UK Set for Five Years of Lost Economic Growth

The UK is set for five years of “lost economic growth”, with the poorest hit hardest, a think tank has warned. The National Institute for Economic and Social Research said a triple blow of Brexit, Covid and Russia’s invasion of Ukraine had badly affected the economy.

It added that the spending power of workers in many parts of the UK will remain below pre-pandemic levels until the end of 2024. The BBC has contacted the Treasury for comment.

The amount of money made by the UK economy, its gross domestic product – or all the goods and services produced – is not forecast to return to 2019 levels until the second half of next year, Niesr forecast. This weak “stuttering growth” over a five year period has widened the gap between the wealthier and poorer parts of the country, the think tank said.

In London, real wages are expected to be 7% higher by the end of next year than they were in 2019 – whereas in regions such as the West Midlands they are forecast to be 5% lower, its analysts said. Despite pay increases, high inflation has forced up prices and the rising cost of living has left households throughout the UK feeling squeezed.

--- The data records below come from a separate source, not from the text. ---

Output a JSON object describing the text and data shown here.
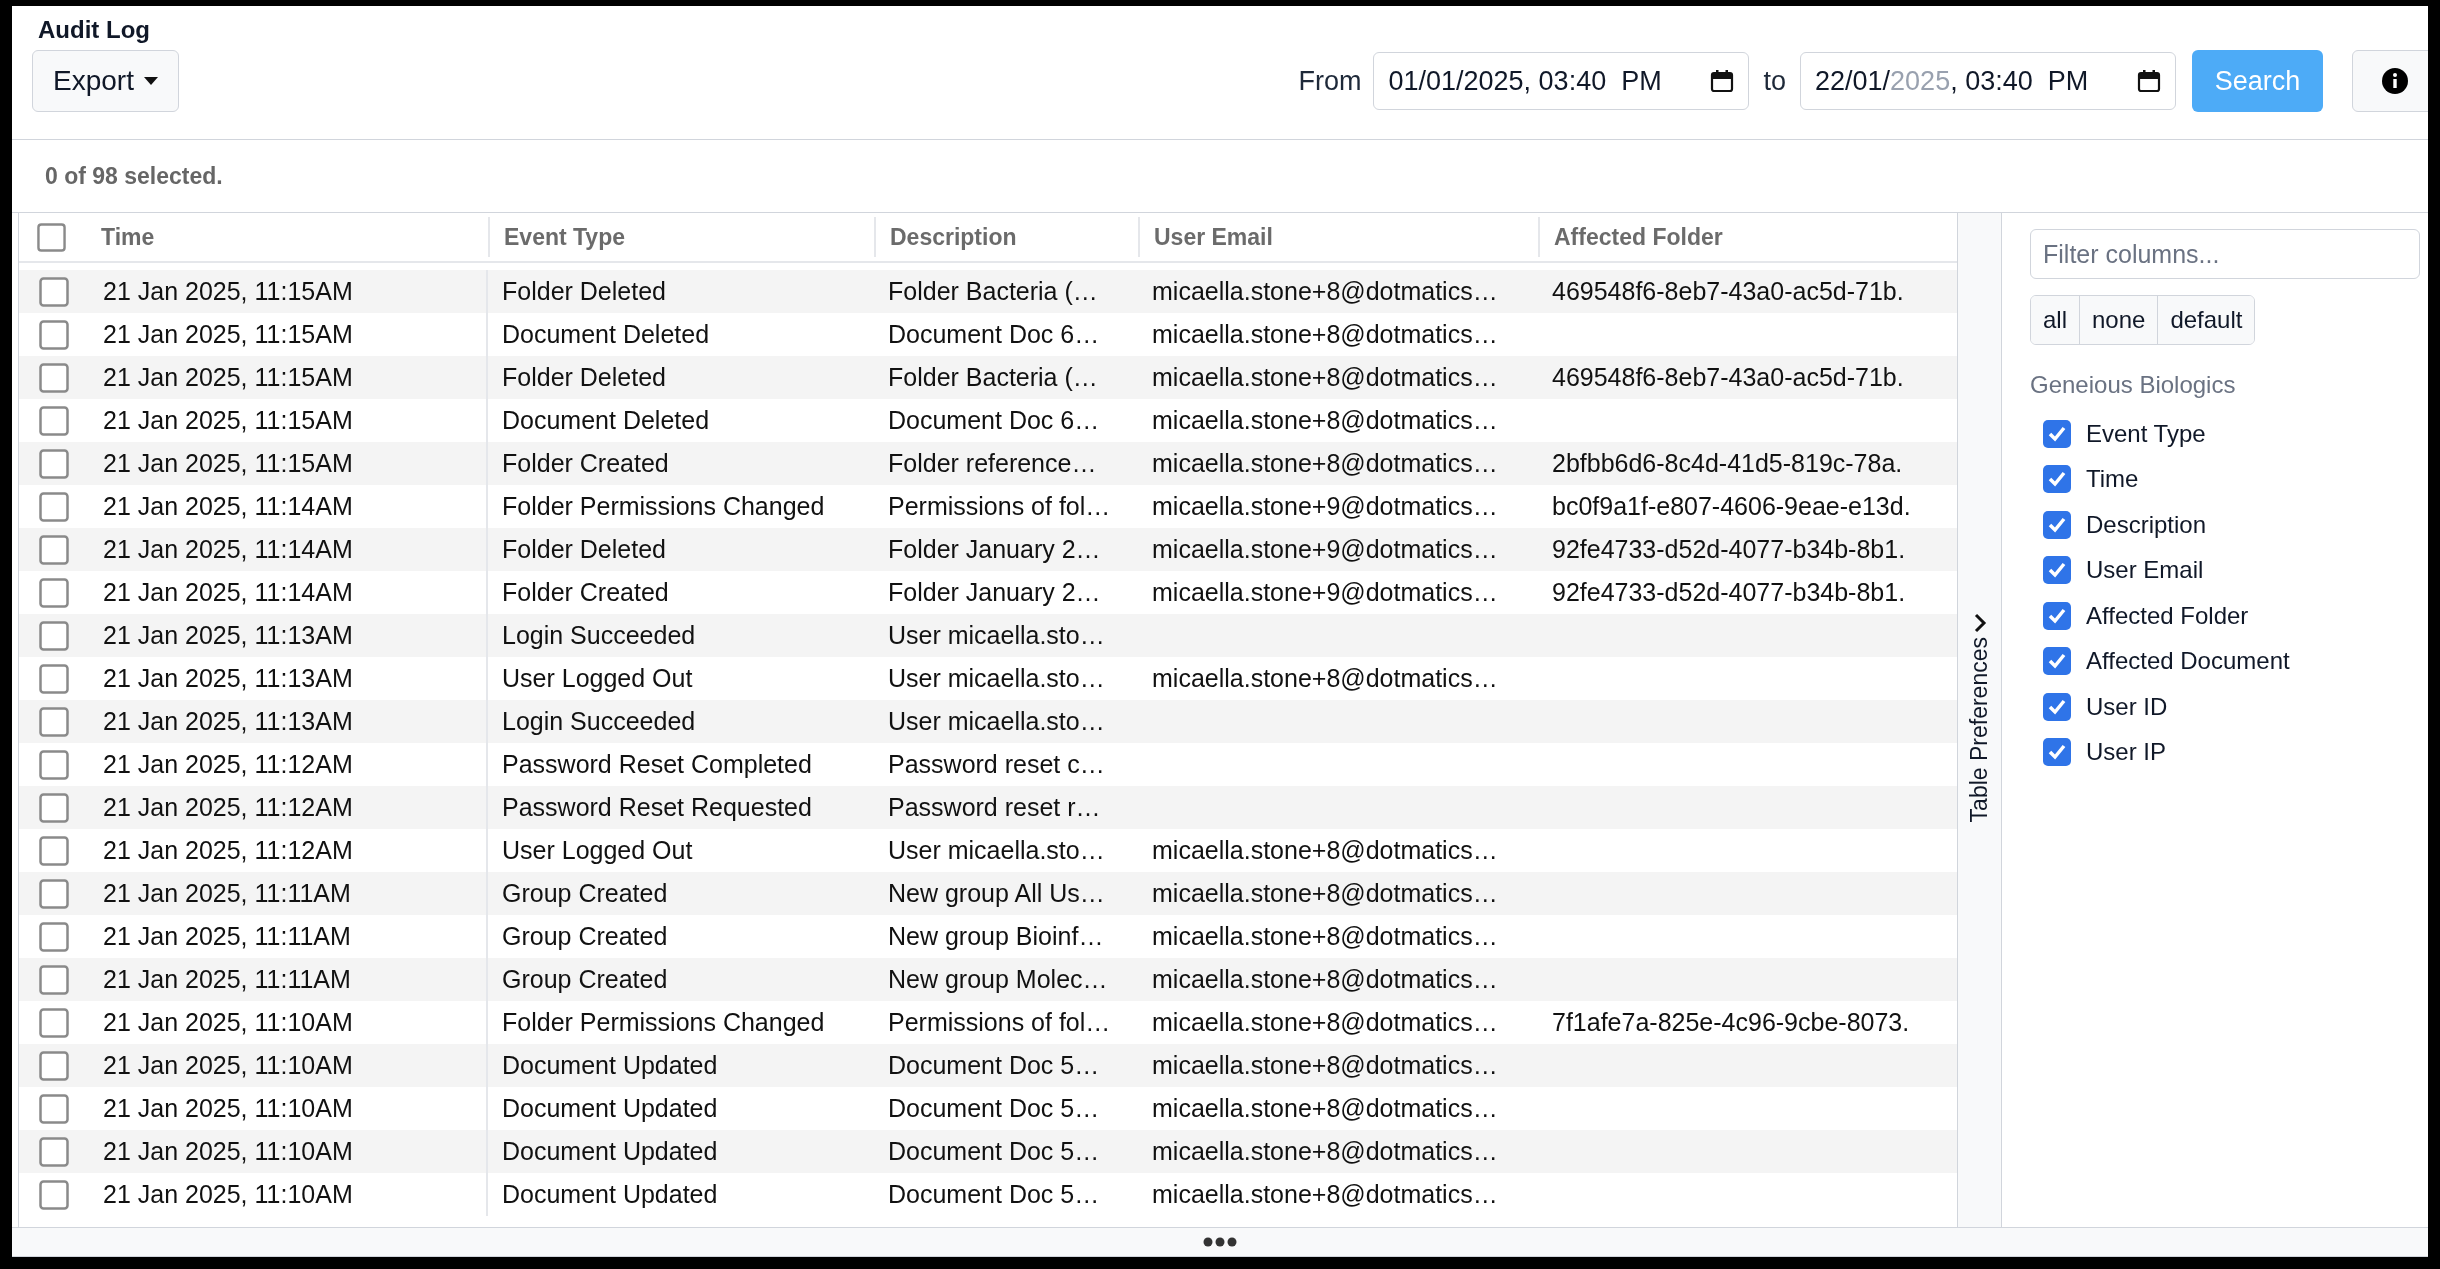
{
  "page": {
    "title": "Audit Log"
  },
  "toolbar": {
    "export_button": "Export",
    "from_label": "From",
    "from_date": [
      {
        "text": "01/01/2025, 03:40  PM",
        "highlighted": false
      }
    ],
    "to_label": "to",
    "to_date": [
      {
        "text": "22/01/",
        "highlighted": false
      },
      {
        "text": "2025",
        "highlighted": true
      },
      {
        "text": ", 03:40  PM",
        "highlighted": false
      }
    ],
    "search_button": "Search"
  },
  "selection_summary": "0 of 98 selected.",
  "table": {
    "select_all_checked": false,
    "columns": [
      "Time",
      "Event Type",
      "Description",
      "User Email",
      "Affected Folder"
    ],
    "rows": [
      {
        "time": "21 Jan 2025, 11:15AM",
        "event_type": "Folder Deleted",
        "description": "Folder Bacteria (…",
        "user_email": "micaella.stone+8@dotmatics…",
        "affected_folder": "469548f6-8eb7-43a0-ac5d-71b.",
        "selected": false
      },
      {
        "time": "21 Jan 2025, 11:15AM",
        "event_type": "Document Deleted",
        "description": "Document Doc 6…",
        "user_email": "micaella.stone+8@dotmatics…",
        "selected": false
      },
      {
        "time": "21 Jan 2025, 11:15AM",
        "event_type": "Folder Deleted",
        "description": "Folder Bacteria (…",
        "user_email": "micaella.stone+8@dotmatics…",
        "affected_folder": "469548f6-8eb7-43a0-ac5d-71b.",
        "selected": false
      },
      {
        "time": "21 Jan 2025, 11:15AM",
        "event_type": "Document Deleted",
        "description": "Document Doc 6…",
        "user_email": "micaella.stone+8@dotmatics…",
        "selected": false
      },
      {
        "time": "21 Jan 2025, 11:15AM",
        "event_type": "Folder Created",
        "description": "Folder reference…",
        "user_email": "micaella.stone+8@dotmatics…",
        "affected_folder": "2bfbb6d6-8c4d-41d5-819c-78a.",
        "selected": false
      },
      {
        "time": "21 Jan 2025, 11:14AM",
        "event_type": "Folder Permissions Changed",
        "description": "Permissions of fol…",
        "user_email": "micaella.stone+9@dotmatics…",
        "affected_folder": "bc0f9a1f-e807-4606-9eae-e13d.",
        "selected": false
      },
      {
        "time": "21 Jan 2025, 11:14AM",
        "event_type": "Folder Deleted",
        "description": "Folder January 2…",
        "user_email": "micaella.stone+9@dotmatics…",
        "affected_folder": "92fe4733-d52d-4077-b34b-8b1.",
        "selected": false
      },
      {
        "time": "21 Jan 2025, 11:14AM",
        "event_type": "Folder Created",
        "description": "Folder January 2…",
        "user_email": "micaella.stone+9@dotmatics…",
        "affected_folder": "92fe4733-d52d-4077-b34b-8b1.",
        "selected": false
      },
      {
        "time": "21 Jan 2025, 11:13AM",
        "event_type": "Login Succeeded",
        "description": "User micaella.sto…",
        "selected": false
      },
      {
        "time": "21 Jan 2025, 11:13AM",
        "event_type": "User Logged Out",
        "description": "User micaella.sto…",
        "user_email": "micaella.stone+8@dotmatics…",
        "selected": false
      },
      {
        "time": "21 Jan 2025, 11:13AM",
        "event_type": "Login Succeeded",
        "description": "User micaella.sto…",
        "selected": false
      },
      {
        "time": "21 Jan 2025, 11:12AM",
        "event_type": "Password Reset Completed",
        "description": "Password reset c…",
        "selected": false
      },
      {
        "time": "21 Jan 2025, 11:12AM",
        "event_type": "Password Reset Requested",
        "description": "Password reset r…",
        "selected": false
      },
      {
        "time": "21 Jan 2025, 11:12AM",
        "event_type": "User Logged Out",
        "description": "User micaella.sto…",
        "user_email": "micaella.stone+8@dotmatics…",
        "selected": false
      },
      {
        "time": "21 Jan 2025, 11:11AM",
        "event_type": "Group Created",
        "description": "New group All Us…",
        "user_email": "micaella.stone+8@dotmatics…",
        "selected": false
      },
      {
        "time": "21 Jan 2025, 11:11AM",
        "event_type": "Group Created",
        "description": "New group Bioinf…",
        "user_email": "micaella.stone+8@dotmatics…",
        "selected": false
      },
      {
        "time": "21 Jan 2025, 11:11AM",
        "event_type": "Group Created",
        "description": "New group Molec…",
        "user_email": "micaella.stone+8@dotmatics…",
        "selected": false
      },
      {
        "time": "21 Jan 2025, 11:10AM",
        "event_type": "Folder Permissions Changed",
        "description": "Permissions of fol…",
        "user_email": "micaella.stone+8@dotmatics…",
        "affected_folder": "7f1afe7a-825e-4c96-9cbe-8073.",
        "selected": false
      },
      {
        "time": "21 Jan 2025, 11:10AM",
        "event_type": "Document Updated",
        "description": "Document Doc 5…",
        "user_email": "micaella.stone+8@dotmatics…",
        "selected": false
      },
      {
        "time": "21 Jan 2025, 11:10AM",
        "event_type": "Document Updated",
        "description": "Document Doc 5…",
        "user_email": "micaella.stone+8@dotmatics…",
        "selected": false
      },
      {
        "time": "21 Jan 2025, 11:10AM",
        "event_type": "Document Updated",
        "description": "Document Doc 5…",
        "user_email": "micaella.stone+8@dotmatics…",
        "selected": false
      },
      {
        "time": "21 Jan 2025, 11:10AM",
        "event_type": "Document Updated",
        "description": "Document Doc 5…",
        "user_email": "micaella.stone+8@dotmatics…",
        "selected": false
      }
    ]
  },
  "preferences_tab": "Table Preferences",
  "column_panel": {
    "filter_placeholder": "Filter columns...",
    "presets": [
      "all",
      "none",
      "default"
    ],
    "group_label": "Geneious Biologics",
    "columns": [
      {
        "label": "Event Type",
        "checked": true
      },
      {
        "label": "Time",
        "checked": true
      },
      {
        "label": "Description",
        "checked": true
      },
      {
        "label": "User Email",
        "checked": true
      },
      {
        "label": "Affected Folder",
        "checked": true
      },
      {
        "label": "Affected Document",
        "checked": true
      },
      {
        "label": "User ID",
        "checked": true
      },
      {
        "label": "User IP",
        "checked": true
      }
    ]
  }
}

Niesr forecasts that inflation, the rate at which prices rise, will remain continually above the Bank of England’s 2% target until early 2025, meaning the cost of living will also continue to rise. Inflation is currently 7.9%.

The Bank, which is tasked with keeping inflation under control, said last week it expected to meet its own target of 2% by early 2025. As a result, people’s wages, when taking inflation into account, would be below the level they were before the pandemic until the end of next year in “many UK regions”, the think tank said.

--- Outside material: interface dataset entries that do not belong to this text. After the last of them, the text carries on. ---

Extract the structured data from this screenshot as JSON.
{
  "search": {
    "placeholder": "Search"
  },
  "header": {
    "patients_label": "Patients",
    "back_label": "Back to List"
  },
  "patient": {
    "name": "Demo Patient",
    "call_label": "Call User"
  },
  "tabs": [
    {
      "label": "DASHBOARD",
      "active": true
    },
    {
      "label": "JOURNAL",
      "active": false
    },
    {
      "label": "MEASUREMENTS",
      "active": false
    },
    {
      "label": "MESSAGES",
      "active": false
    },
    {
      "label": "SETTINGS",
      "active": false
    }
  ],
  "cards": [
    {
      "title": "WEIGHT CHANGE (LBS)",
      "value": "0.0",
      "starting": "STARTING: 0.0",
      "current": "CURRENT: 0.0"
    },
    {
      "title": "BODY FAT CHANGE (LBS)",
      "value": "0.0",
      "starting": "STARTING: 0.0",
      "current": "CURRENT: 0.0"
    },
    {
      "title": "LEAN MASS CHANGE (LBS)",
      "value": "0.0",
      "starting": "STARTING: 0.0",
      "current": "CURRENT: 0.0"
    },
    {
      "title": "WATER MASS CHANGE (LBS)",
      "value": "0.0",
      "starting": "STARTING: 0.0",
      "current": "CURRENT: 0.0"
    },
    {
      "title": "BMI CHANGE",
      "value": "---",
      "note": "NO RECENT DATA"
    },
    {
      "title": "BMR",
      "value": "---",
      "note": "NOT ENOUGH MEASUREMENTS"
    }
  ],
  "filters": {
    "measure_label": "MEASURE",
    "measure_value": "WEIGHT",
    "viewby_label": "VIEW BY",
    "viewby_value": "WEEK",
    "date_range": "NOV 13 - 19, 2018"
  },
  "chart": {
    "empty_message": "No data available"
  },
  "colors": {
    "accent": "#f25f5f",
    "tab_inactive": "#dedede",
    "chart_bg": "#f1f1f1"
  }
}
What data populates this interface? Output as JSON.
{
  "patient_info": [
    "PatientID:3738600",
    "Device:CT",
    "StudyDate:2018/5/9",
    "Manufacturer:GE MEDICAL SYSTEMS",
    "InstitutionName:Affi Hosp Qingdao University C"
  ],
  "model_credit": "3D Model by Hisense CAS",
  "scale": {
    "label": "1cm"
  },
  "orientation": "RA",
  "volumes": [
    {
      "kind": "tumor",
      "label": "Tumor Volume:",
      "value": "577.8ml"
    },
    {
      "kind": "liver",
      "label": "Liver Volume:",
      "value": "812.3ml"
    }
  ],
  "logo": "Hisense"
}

Prof Adrian Pabst, deputy director for public policy at Niesr, said low-income households would be hit hardest, with real disposable incomes in this group falling by about 17% over the five years to 2024.

“For some of the poorest in society, coping with low or no real wage growth and persistent inflation has involved new debt to pay for permanently higher housing, energy and food costs,” Prof Pabst said.

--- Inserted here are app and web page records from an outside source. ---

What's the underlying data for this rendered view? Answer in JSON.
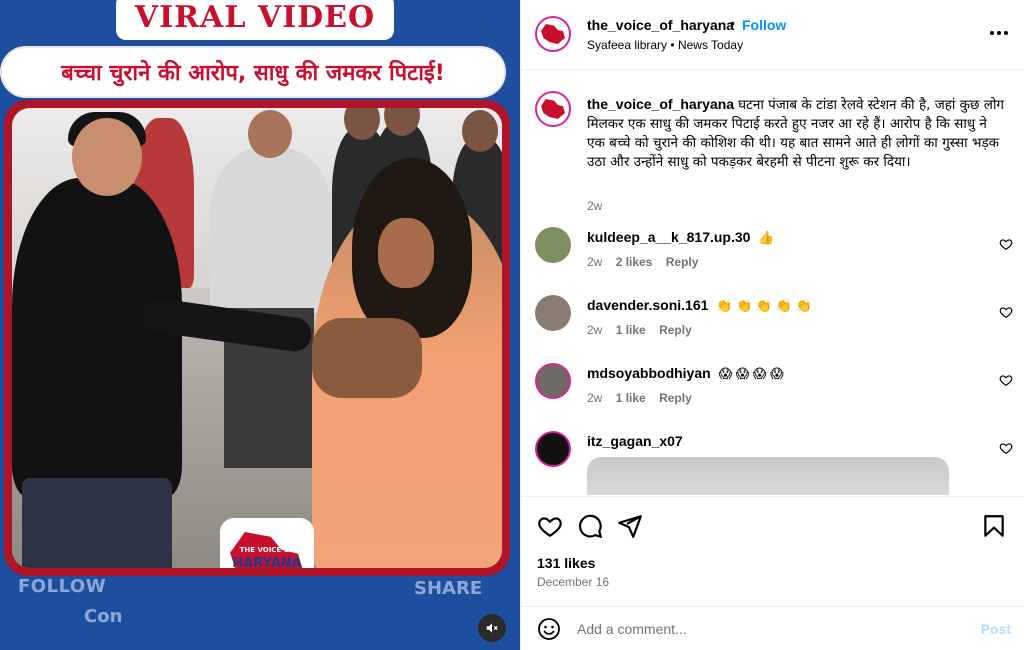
{
  "media": {
    "viral_label": "VIRAL VIDEO",
    "headline": "बच्चा चुराने की आरोप, साधु की जमकर पिटाई!",
    "logo_small": "THE VOICE OF",
    "logo_text": "HARYANA",
    "follow_text": "FOLLOW",
    "share_text": "SHARE",
    "con_text": "Con",
    "mute_icon": "speaker-muted-icon",
    "colors": {
      "background": "#1d4f9e",
      "frame": "#b01428",
      "accent": "#c8102e"
    }
  },
  "header": {
    "username": "the_voice_of_haryana",
    "separator": "•",
    "follow_label": "Follow",
    "audio": "Syafeea library",
    "audio_sep": "•",
    "tag": "News Today",
    "more_icon": "more-options-icon"
  },
  "caption": {
    "username": "the_voice_of_haryana",
    "text": "घटना पंजाब के टांडा रेलवे स्टेशन की है, जहां कुछ लोग मिलकर एक साधु की जमकर पिटाई करते हुए नजर आ रहे हैं। आरोप है कि साधु ने एक बच्चे को चुराने की कोशिश की थी। यह बात सामने आते ही लोगों का गुस्सा भड़क उठा और उन्होंने साधु को पकड़कर बेरहमी से पीटना शुरू कर दिया।",
    "time": "2w"
  },
  "comments": [
    {
      "username": "kuldeep_a__k_817.up.30",
      "text": "👍",
      "time": "2w",
      "likes": "2 likes",
      "reply": "Reply"
    },
    {
      "username": "davender.soni.161",
      "text": "👏 👏 👏 👏 👏",
      "time": "2w",
      "likes": "1 like",
      "reply": "Reply"
    },
    {
      "username": "mdsoyabbodhiyan",
      "text": "😱 😱 😱 😱",
      "time": "2w",
      "likes": "1 like",
      "reply": "Reply"
    },
    {
      "username": "itz_gagan_x07",
      "text": "",
      "time": "",
      "likes": "",
      "reply": ""
    }
  ],
  "actions": {
    "likes": "131 likes",
    "date": "December 16",
    "icons": [
      "heart-icon",
      "comment-icon",
      "share-icon",
      "bookmark-icon"
    ]
  },
  "add_comment": {
    "placeholder": "Add a comment...",
    "post_label": "Post",
    "emoji_icon": "emoji-icon"
  }
}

Last week, the Bank of England put up interest rates for the 14th time in a row as it continued with its efforts to make borrowing more expensive, dampen demand and therefore slow inflation.

The Bank also signalled it would keep interest rates higher for longer, projecting that inflation would fall below 5% this autumn or winter.

But not all economists agree that the Bank should be raising rates when many households and business are struggling financially. Raising rates too aggressively could push the economy into recession, which is defined typically as when it shrinks for two three-month periods – or quarters – in a row.

Niesr said it expected the UK to avoid going into a recession this year, but said there was a “60% risk” of one by the end of 2024.

The Bank has said the UK will not enter a recession, but has forecast growth to be limited and unemployment to rise.

A growing economy generally means there are more jobs, companies are more profitable, and pay packets grow. Higher wages and larger profits also generate more money for the government in taxes that can be spent on public services.

Prof Stephen Millard, deputy director for macroeconomic modelling and forecasting at Niesr, said the “supply shocks” of Brexit, Covid, the Ukraine war and rising interest rates had “badly affected the UK economy”.

“The need to address the UK’s poor growth performance remains the key challenge facing policy makers as we approach the next election,” he added.